式典用の騎士服は、その名の通り式典に出席する騎士のための騎士服。警備を担当する騎士の騎士服と違い、機能性に優れていない。きらびやか重視な騎士服だ。団長でありながらも、ことごとく面倒くさい式典にはサニエラを投入していたため、ジルベルトによってこの式典用の騎士服は着る機会はほとんど、めったに、いや全然なかったといっても過言ではない。
さくっと時は過ぎ。建国記念パーティ当日。
「エレン。くれぐれも、リガウン卿に失礼なことが無いように」
一番上のダニエルが言う。だが、この兄もフランシア家の代表としてパーティに参加する者だ。
「エレンの社交界か。僕も見たかったな」
二番目のドミニク。
「ドム兄さん、その場にいたらきっと、心臓が持ちませんよ」
三番目のフレディ。
「潜入ではなく、こうやって普通にパーティに参加するっていうのが、不思議な感じです」
「それは、オレも思っている。とにかく、お前は病弱なご令嬢という設定になっているんだ。何かボロが出そうになったら、気絶したフリでもしておけ」
「なるほど、さすがダンお兄さまです」
「お嬢様、リガウン侯爵家のジルベルト様がいらっしゃいました」
侍女のパメラが呼びに来た。
「では、行ってまいります」
エレオノーラの挨拶はまるで騎士のそれ。
「エレン。淑女らしく振舞いなさい」
ダニエルの言葉が飛んだ。これでは先が思いやられる。
執事に手を引かれて、エレオノーラはジルベルトの元へと向かった。
「お待たせしました」
エレオノーラの姿を見た瞬間、ジルベルトが固まった。それに気付いたエレオノーラは少し焦った。いつもの知的美人で攻めてみたが、失敗だったか。
「エレオノーラ嬢をお預かりいたします」
ジルベルトは何事もなかったかのように、エレオノーラの手をとった。先ほどの彼の態度は、エレオノーラの気のせいだったのだろうか。
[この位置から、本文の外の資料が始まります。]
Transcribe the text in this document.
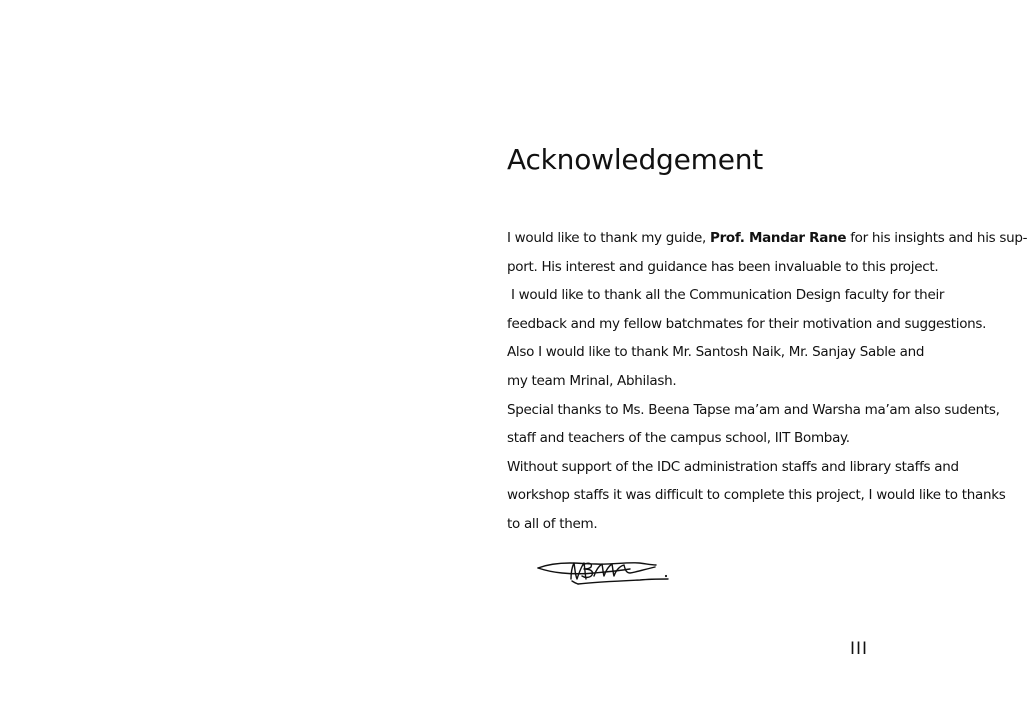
Acknowledgement
I would like to thank my guide, Prof. Mandar Rane for his insights and his sup-
port. His interest and guidance has been invaluable to this project.
I would like to thank all the Communication Design faculty for their
feedback and my fellow batchmates for their motivation and suggestions.
Also I would like to thank Mr. Santosh Naik, Mr. Sanjay Sable and
my team Mrinal, Abhilash.
Special thanks to Ms. Beena Tapse ma’am and Warsha ma’am also sudents,
staff and teachers of the campus school, IIT Bombay.
Without support of the IDC administration staffs and library staffs and
workshop staffs it was difficult to complete this project, I would like to thanks
to all of them.
III
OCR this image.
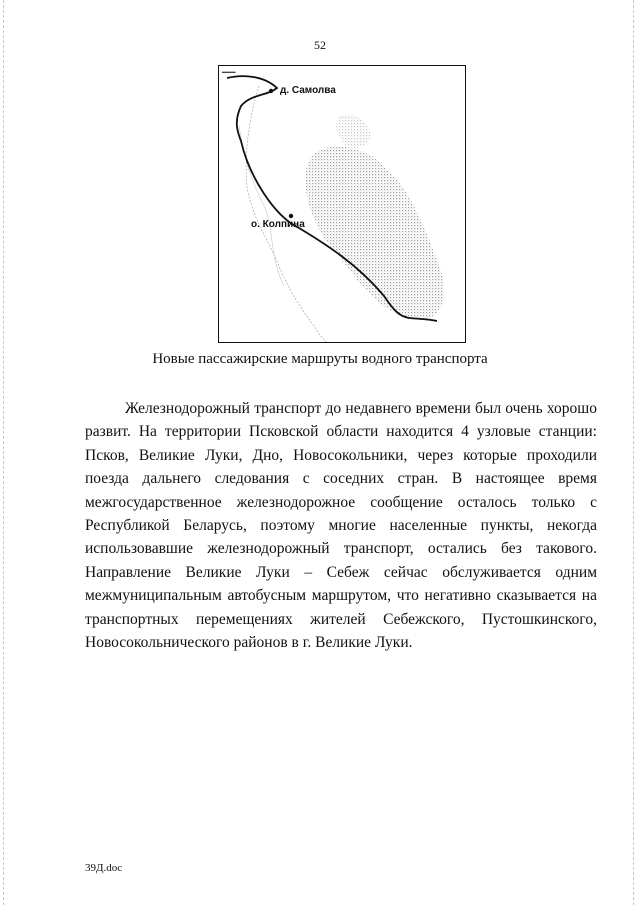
52
д. Самолва
о. Колпина
▬▬▬
Новые пассажирские маршруты водного транспорта

Железнодорожный транспорт до недавнего времени был очень хорошо развит. На территории Псковской области находится 4 узловые станции: Псков, Великие Луки, Дно, Новосокольники, через которые проходили поезда дальнего следования с соседних стран. В настоящее время межгосударственное железнодорожное сообщение осталось только с Республикой Беларусь, поэтому многие населенные пункты, некогда использовавшие железнодорожный транспорт, остались без такового. Направление Великие Луки – Себеж сейчас обслуживается одним межмуниципальным автобусным маршрутом, что негативно сказывается на транспортных перемещениях жителей Себежского, Пустошкинского, Новосокольнического районов в г. Великие Луки.

39Д.doc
馬車に乗ってジルベルトと二人で王宮に向かうのは二回目。向かい合って座ろうとすると、隣の席をポンポンと合図されたため、今日も並んで座る。
「ジル様。素敵なドレスをありがとうございます」
「いや、まあ。よく似合っている」
「ありがとうございます。ジル様の瞳の色と同じ色です」
ドレスは淡い緑色。ジルベルトの瞳の色も緑。こういう小細工をするところが、あの母親。
「ジル様、具合が悪いのですか?」
けして口数が多いジルベルトではないのだが、いつもと様子がおかしい。
エレオノーラはジルベルトの顔を覗き込んだ。といっても、エレオノーラが下から見上げる形になるのだが。
「あなたが」
とジルベルトが言いかける。
「私が?」
とエレオノーラが言う。「今日の恰好、変でしたか? ジル様の婚約者として知的美人をコンセプトに変装してみたのですが」
「いや、そうではない」
ジルベルトは右手の甲で口元を押さえた。これは、彼が何か言いたいけれどとても言いづらいときにとる行為であることに、エレオノーラは気付いている。
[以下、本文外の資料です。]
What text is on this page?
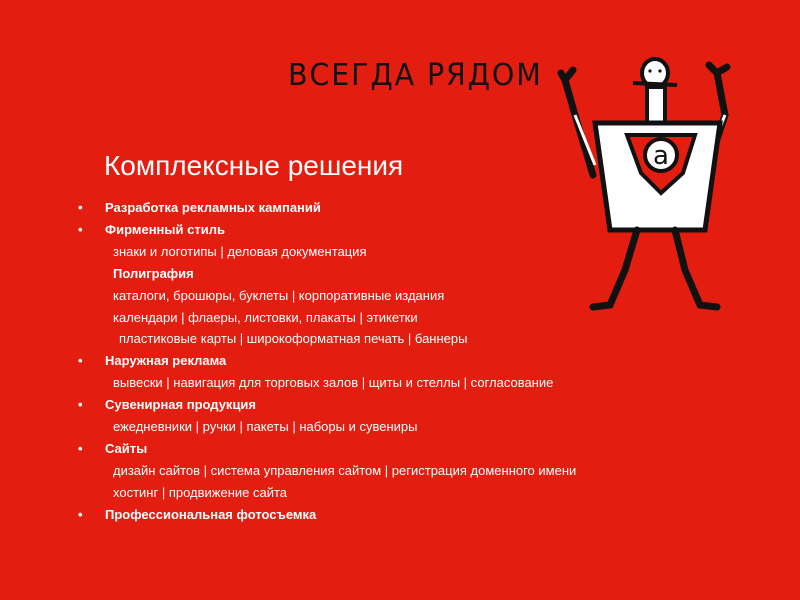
ВСЕГДА РЯДОМ
а
Комплексные решения
• Разработка рекламных кампаний
• Фирменный стиль
знаки и логотипы | деловая документация
Полиграфия
каталоги, брошюры, буклеты | корпоративные издания
календари | флаеры, листовки, плакаты | этикетки
пластиковые карты | широкоформатная печать | баннеры
• Наружная реклама
вывески | навигация для торговых залов | щиты и стеллы | согласование
• Сувенирная продукция
ежедневники | ручки | пакеты | наборы и сувениры
• Сайты
дизайн сайтов | система управления сайтом | регистрация доменного имени
хостинг | продвижение сайта
• Профессиональная фотосъемка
エレオノーラはその太い手首をそっと掴んだ。ジルベルトは目の前のエレオノーラの顔にドキリとする。化粧をして、大人びた雰囲気。二十代後半と言っても通じるものがあるだろう。
「ジル様。お顔を見せてください」
それはいつものジルベルトのセリフ。なぜか今日は主導権を握っているのはエレオノーラだ。
「ジル様。お顔が赤いですよ。お熱でも?」
そうやってエレオノーラが顔を近づけてくるから、落ち着こうとしても落ち着けない。空いていた左手で彼女の身体を抱き寄せた。
「ジルさま?」
「できれば、あなたを連れて行きたくなかった」
「もしかして。やはり、婚約者としてふさわしくない、ということでしょうか。私の変装が不十分ということでしょうか」
そうではない、とジルベルトはエレオノーラの胸元に顔を埋める。
「あなたがとても魅力的だからだ。今日もいつにも増して美しい。これでは、パーティに来る男どもがあなたに夢中になる」
「そんなことは」
ありません、と言おうとしたが、すぐさまジルベルトが言葉を続ける。
「わかっている。年甲斐もなく嫉妬していることを。私とあなたでは年が離れすぎているし、あなたにはもっとふさわしい男がいるのではないか、と思っている。あなたが、他の男と話をしたり踊ったりするのかと思うと、こう、胸が痛む」
「ジル様。そこは、お気になさらないでください」
エレオノーラはジルベルトの背中に手を回した。
「他の男性とお話をすることはあるかもしれませんが、けしてジル様のお側を離れません」
ジルベルトと離れて、婚約者としてのボロが出てもまずい。いや、仮面をつければそんなことも無いのだが、たまに強引な男もいるから、ジルベルトから離れないということは賢明な判断だろう。
「それに、ジル様以外の方とも踊りません」
そこでジルベルトは顔を上げた。堅物騎士団長と言われているジルベルトが少し可愛らしく見える。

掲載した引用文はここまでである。